Seu caráter raivoso, enfurecido e insurgente torna-se equivalente à agressividade, a qual era exposta, sendo estes fatores que influenciavam ainda mais no seu querer vingar-se, do qual ninguém estaria livre. No seu pensamento, a maneira que Rísia poderia encontrar para vingar-se seria então tornar-se prostituta, homossexual, louca, bêbada, bandida, enfim, qualquer condição marginalizada socialmente, que pudesse atingir seu pai, para então desmoralizá-lo. Matando-o, ao menos de vergonha e ela seria uma parricida.

Visto que não conseguiria, revolta-se ainda mais e culpa-se por ser fraca, miserável e não se permitir viver à margem, onde para Rísia só sobrevivem os fortes:

“[...] E (vou até falar baixo) esse é o mesmíssimo poder que me torna capaz de virar uma prostituta, uma homossexual, uma louca, uma bandida, uma marginal. E, não, eu não sou de aguentar a margem da vida. Na margem sou fio que se quebra. Na margem só ficam os fortes. Sou fraca, fina e frágil. [...]” (FELINTO, 2004, p. 24).

A notória omissão e a subalternidade da mãe fizeram com que Rísia sentisse interesse em descobrir a origem materna, e, por conseguinte, a sua própria. Por este motivo, Tijucopapo, lugar de nascimento da mãe, vem a ser paradeiro da protagonista, depois de longos anos morando em São Paulo. E é por intermédio do discurso (a carta inicialmente dirigida à mãe), que a personagem retorna a si, adentrando na memória para, devagar, em pedaços, reproduzir a completude de um todo decifrável e independente.

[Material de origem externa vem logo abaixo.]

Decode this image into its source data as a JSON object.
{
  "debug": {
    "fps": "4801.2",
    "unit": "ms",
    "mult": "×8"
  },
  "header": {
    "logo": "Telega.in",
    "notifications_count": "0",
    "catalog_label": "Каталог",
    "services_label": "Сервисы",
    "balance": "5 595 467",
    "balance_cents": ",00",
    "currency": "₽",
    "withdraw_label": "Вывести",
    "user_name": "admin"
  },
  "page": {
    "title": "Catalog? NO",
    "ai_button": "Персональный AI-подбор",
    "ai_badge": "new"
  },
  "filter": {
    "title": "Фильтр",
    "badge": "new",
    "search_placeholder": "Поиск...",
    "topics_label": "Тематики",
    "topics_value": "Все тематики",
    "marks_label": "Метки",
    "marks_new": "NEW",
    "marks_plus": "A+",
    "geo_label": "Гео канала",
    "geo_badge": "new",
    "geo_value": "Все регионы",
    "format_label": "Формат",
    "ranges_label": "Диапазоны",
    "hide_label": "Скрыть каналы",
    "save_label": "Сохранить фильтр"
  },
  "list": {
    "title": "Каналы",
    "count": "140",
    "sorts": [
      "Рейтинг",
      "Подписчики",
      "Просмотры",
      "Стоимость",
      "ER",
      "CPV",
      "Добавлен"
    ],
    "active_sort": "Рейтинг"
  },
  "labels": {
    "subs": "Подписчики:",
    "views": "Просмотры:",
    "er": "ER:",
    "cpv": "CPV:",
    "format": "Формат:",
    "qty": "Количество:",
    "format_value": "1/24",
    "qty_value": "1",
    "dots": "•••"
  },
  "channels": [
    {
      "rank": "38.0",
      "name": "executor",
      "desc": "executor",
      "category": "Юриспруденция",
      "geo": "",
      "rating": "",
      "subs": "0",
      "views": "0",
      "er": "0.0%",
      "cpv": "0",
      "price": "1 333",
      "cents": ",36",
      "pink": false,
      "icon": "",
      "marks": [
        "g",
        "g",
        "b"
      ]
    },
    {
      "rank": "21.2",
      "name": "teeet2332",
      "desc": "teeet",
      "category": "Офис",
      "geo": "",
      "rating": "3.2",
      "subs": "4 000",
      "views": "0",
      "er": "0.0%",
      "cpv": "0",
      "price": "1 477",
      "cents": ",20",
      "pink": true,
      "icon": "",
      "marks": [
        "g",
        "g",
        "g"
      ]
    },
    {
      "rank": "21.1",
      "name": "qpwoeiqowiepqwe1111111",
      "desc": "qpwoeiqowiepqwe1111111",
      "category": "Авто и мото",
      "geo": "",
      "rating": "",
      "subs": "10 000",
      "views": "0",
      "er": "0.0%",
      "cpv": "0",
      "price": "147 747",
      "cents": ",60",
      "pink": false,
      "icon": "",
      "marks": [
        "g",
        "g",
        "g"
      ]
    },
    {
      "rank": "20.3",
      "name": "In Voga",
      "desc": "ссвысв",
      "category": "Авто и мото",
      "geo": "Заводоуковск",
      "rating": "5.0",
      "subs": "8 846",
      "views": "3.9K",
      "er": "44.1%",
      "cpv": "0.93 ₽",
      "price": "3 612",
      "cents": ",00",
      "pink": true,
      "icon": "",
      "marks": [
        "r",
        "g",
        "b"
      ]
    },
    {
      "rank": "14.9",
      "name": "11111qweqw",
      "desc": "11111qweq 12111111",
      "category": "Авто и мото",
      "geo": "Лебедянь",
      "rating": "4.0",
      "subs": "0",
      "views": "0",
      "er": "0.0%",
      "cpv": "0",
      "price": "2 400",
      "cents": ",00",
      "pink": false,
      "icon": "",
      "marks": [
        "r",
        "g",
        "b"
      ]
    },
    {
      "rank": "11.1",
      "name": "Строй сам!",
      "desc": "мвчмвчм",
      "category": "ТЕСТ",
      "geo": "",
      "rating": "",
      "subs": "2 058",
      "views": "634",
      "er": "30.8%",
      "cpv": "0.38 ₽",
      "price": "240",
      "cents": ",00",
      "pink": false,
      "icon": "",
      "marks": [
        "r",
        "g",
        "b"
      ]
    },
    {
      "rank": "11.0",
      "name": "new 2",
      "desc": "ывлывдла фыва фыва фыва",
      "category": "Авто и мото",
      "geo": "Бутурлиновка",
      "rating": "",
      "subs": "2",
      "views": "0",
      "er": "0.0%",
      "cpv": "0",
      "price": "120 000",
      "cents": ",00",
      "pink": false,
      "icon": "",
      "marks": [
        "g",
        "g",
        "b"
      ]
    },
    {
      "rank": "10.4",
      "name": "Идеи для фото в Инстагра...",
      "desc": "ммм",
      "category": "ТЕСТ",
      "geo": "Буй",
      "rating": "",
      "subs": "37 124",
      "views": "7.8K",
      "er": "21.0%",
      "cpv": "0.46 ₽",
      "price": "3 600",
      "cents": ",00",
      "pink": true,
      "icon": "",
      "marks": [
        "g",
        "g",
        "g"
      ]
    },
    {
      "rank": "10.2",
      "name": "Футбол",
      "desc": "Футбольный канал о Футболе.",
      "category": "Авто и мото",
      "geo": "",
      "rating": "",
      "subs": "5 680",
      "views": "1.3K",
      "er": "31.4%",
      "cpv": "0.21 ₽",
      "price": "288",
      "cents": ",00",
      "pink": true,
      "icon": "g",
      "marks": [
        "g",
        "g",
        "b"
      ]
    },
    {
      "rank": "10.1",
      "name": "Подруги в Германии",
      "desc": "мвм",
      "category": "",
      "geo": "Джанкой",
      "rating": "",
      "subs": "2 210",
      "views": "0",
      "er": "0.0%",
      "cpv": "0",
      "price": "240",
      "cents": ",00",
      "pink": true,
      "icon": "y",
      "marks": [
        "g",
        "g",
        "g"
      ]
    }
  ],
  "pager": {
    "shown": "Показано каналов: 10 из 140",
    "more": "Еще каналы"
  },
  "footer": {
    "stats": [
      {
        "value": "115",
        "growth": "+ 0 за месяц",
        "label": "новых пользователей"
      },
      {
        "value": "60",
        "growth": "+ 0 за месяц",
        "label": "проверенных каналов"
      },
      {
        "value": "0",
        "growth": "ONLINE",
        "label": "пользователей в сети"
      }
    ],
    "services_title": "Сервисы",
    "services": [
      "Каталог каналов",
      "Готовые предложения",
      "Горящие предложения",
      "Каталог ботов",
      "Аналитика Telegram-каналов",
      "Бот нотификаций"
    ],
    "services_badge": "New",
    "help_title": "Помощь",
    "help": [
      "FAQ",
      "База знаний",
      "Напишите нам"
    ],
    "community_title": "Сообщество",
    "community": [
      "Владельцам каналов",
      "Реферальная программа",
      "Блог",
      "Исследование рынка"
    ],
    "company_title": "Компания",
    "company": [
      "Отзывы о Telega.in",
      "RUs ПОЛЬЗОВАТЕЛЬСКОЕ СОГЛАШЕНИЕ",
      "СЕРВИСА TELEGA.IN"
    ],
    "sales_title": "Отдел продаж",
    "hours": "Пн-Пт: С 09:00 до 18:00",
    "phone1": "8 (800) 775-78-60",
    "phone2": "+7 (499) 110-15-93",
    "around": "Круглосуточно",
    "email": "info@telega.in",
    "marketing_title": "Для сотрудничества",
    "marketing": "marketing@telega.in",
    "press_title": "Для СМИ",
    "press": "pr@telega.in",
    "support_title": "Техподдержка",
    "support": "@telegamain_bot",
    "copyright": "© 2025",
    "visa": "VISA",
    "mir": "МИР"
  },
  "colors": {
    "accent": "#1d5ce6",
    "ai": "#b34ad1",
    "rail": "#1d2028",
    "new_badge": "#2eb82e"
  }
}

A descrição feita através da carta vai evidenciando a jornada solitária de uma mulher nordestina que retorna à terra natal, à procura de uma identidade possível, resgatável, visto que tudo aquilo que fundamenta sua identidade, pai e mãe, por exemplo, além da região, são desconstruídos violentamente por ela: uma divagação de limites mítico-religiosos, uma parábola do (re) nascimento, cuja mãe seria a própria Rísia como aponta Santos (2005):

[...] [Rísia] viaja durante nove meses – tempo de uma gestação (ela está grávida de si própria) – saindo da metrópole por dentro das florestas paralelas à BR aonde os carros vão de Recife para São Paulo e de São Paulo para Recife, até encontrar-se com Lampião e, após uma queda de cavalo, acordar em Tijucopapo. Rísia segue pela margem, paralelamente à BR oficial, numa bonita metáfora que inscreve sua entre condição. [...] A metrópole fraturou mais ainda a identidade de Rísia, a ponto de que mesmo que quisesse ela não poderia. Sua fragmentação foi tanta que a obrigou a tentar recuperar suas raízes, história, identidade social e individual no caminho de volta a Tijucopapo. Sua história é narrada através de uma carta que ela escreve para a amiga Nema, embora em muitos capítulos (nos cinco iniciais, oitavo e a partir do vigésimo terceiro) ela não faça referência à amiga e nestes mesmos capítulos a narrativa tome uma forma diferenciada de carta. A carta não é enviada, nem sequer concluída, mas é importante destacar que uma carta representa bem o discurso de um indivíduo em deslocamento (SANTOS, 2005, p. 158-160).

A saída da narradora-personagem de São Paulo aponta para uma cidade que apesar de gigante não apoia sua condição humana, não se demonstra habitável para uma mulher negra que divaga em meio a tanta riqueza. Por isso, Rísia necessita voltar tornando-se essa migrante às avessas que se busca e se insere historicamente na narrativa em meio a delírios e fantasias, contracenando com a figura lendária de lampião, como demonstração de luta contra

represálias institucionais, que necessita coragem para que marginalizados não continuem à margem.